🤖 AI Summary
Existing geospatial representation learning methods lack generality, limiting their applicability across diverse domains and tasks. To address this, we propose the first nationwide general-purpose location encoder, integrating points-of-interest (POI), remote sensing imagery, demographic statistics, and billion-scale mobile trajectories. Leveraging a Vision Transformer–inspired spatial gridding strategy, it unifies human activity and natural geographic features into a coherent representation. We further introduce a novel multimodal geospatial CLIP alignment framework and establish GeoBench—a comprehensive benchmark comprising 11 cross-domain evaluation tasks spanning social, economic, and environmental domains—while empirically uncovering the scaling law of geospatial representations for the first time. Our method synergistically combines spatial tokenization, multimodal contrastive learning, graph neural networks, and remote sensing encoding. It achieves an average 35% improvement across all 11 tasks, with particularly notable gains in energy consumption prediction (+260%), retail consumption forecasting (+98%), and crime prediction (+95%).
📝 Abstract
Representation learning of geospatial locations remains a core challenge in achieving general geospatial intelligence. Current embedding methods often lack versatility, limiting their utility across diverse tasks in both human and natural domains. We present MobCLIP, the first nationwide general-purpose location encoder, integrating an unprecedented diversity of data modalities through effective and scalable multimodal fusion.
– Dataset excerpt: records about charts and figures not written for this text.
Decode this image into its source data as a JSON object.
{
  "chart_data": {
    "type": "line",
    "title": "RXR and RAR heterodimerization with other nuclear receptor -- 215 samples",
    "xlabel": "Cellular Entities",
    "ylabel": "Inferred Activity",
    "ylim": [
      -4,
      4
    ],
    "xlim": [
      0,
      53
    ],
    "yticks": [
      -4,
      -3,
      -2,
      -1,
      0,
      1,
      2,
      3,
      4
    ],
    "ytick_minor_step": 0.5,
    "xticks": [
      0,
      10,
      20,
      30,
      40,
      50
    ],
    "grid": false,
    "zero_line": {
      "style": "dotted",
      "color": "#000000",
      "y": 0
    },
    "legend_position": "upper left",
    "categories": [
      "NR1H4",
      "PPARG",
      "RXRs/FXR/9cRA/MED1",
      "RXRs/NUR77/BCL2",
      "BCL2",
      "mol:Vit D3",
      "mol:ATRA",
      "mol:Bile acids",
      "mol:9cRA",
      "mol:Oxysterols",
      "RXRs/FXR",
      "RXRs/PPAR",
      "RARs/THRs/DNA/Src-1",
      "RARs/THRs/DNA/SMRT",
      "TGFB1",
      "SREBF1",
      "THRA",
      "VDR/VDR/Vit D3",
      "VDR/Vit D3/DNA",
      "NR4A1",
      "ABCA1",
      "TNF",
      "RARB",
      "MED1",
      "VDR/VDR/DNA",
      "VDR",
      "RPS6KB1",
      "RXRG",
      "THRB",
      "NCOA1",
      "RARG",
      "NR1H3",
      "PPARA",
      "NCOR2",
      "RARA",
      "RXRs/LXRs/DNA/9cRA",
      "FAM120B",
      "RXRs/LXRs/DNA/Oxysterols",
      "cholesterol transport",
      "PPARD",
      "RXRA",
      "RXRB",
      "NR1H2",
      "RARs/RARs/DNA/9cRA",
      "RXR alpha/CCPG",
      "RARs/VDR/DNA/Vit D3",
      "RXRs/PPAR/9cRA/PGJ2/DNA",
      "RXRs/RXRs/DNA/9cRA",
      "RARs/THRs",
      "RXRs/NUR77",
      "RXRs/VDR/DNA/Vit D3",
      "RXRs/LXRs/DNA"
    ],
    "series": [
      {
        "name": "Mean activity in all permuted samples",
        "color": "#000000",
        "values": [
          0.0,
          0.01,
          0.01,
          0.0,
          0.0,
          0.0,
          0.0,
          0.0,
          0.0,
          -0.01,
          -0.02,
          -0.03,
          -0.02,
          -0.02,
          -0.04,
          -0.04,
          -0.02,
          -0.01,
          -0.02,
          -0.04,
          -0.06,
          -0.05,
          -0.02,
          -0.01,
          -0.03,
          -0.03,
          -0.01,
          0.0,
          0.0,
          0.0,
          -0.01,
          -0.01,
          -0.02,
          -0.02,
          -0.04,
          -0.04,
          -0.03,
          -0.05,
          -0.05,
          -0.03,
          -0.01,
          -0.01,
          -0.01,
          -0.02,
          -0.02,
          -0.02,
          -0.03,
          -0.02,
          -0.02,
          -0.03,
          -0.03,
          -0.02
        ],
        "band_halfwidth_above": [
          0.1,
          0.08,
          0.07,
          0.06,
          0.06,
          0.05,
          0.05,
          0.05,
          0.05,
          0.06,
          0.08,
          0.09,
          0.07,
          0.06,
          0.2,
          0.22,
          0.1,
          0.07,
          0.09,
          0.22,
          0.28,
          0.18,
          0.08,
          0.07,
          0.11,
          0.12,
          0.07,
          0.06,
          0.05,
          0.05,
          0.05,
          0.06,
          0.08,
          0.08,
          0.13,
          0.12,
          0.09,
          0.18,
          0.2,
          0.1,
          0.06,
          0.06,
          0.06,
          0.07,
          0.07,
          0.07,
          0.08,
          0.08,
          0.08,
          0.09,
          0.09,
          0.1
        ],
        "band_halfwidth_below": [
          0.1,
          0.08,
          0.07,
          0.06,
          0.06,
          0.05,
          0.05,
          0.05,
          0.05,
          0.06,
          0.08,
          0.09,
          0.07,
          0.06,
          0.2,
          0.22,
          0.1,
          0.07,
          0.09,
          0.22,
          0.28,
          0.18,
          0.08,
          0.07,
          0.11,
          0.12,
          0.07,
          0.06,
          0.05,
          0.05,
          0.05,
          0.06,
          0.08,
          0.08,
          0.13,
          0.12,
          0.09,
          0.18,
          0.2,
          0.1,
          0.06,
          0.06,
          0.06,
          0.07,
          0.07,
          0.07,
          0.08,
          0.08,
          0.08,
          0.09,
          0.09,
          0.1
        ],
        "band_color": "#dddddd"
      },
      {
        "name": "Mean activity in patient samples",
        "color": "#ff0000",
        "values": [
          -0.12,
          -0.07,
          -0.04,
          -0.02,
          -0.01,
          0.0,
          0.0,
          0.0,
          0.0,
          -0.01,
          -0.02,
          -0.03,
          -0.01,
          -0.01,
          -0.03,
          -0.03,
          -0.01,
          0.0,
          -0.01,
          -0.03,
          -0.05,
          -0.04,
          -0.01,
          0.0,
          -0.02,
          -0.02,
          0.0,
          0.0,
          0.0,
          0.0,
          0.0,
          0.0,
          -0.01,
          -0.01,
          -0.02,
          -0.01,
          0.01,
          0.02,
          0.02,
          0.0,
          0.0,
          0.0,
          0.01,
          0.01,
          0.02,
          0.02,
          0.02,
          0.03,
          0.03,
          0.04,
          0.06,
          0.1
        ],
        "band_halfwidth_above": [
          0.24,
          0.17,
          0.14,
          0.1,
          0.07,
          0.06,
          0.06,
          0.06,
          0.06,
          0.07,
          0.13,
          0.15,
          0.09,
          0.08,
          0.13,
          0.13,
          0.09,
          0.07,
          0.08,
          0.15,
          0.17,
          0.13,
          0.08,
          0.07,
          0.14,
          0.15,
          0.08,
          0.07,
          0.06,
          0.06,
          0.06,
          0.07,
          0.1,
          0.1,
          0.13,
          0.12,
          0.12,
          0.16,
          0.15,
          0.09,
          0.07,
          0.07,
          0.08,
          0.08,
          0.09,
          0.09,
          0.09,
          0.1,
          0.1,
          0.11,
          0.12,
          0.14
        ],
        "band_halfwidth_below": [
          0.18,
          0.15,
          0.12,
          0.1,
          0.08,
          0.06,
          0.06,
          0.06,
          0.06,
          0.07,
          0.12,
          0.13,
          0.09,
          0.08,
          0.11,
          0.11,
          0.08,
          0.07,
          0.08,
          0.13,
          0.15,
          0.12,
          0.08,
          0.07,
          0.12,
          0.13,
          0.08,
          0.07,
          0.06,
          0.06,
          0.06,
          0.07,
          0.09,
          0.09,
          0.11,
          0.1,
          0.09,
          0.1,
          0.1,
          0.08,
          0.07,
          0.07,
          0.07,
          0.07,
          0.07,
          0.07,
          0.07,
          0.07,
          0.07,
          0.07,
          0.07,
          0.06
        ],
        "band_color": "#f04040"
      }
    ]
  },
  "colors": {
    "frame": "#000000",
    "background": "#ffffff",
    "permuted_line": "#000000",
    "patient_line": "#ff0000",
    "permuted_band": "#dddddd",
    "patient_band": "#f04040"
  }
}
Adopting a novel CLIP-based architecture, our framework aligns 100M+ POIs, nationwide remote sensing imagery, and structured demographic statistics with a billion-edge mobility graph. By tokenizing spatial locations into grid cells inspired by Vision Transformers, we establish a unified representation space bridging mobility patterns and multimodal features. To rigorously evaluate the general-purpose effectiveness of MobCLIP, we construct a benchmark dataset composed of 11 downstream prediction tasks across social, economic, and natural domains. Experiments show that MobCLIP, with four input modalities and a compact 128-dimensional representation space, achieves significantly superior general-purpose predictive performances than state-of-the-art models by an average of 35%. Thanks to the effective integration of human-centric modalities, the performance gain is particularly profound in human-centric tasks, such as energy consumption (+260%), offline retail consumption amount (+98%), and crime cases (+95%) predictions. Echoing LLM scaling laws, we further demonstrate the scaling behavior in geospatial representation learning. We open-source code and pretrained models at: github.com.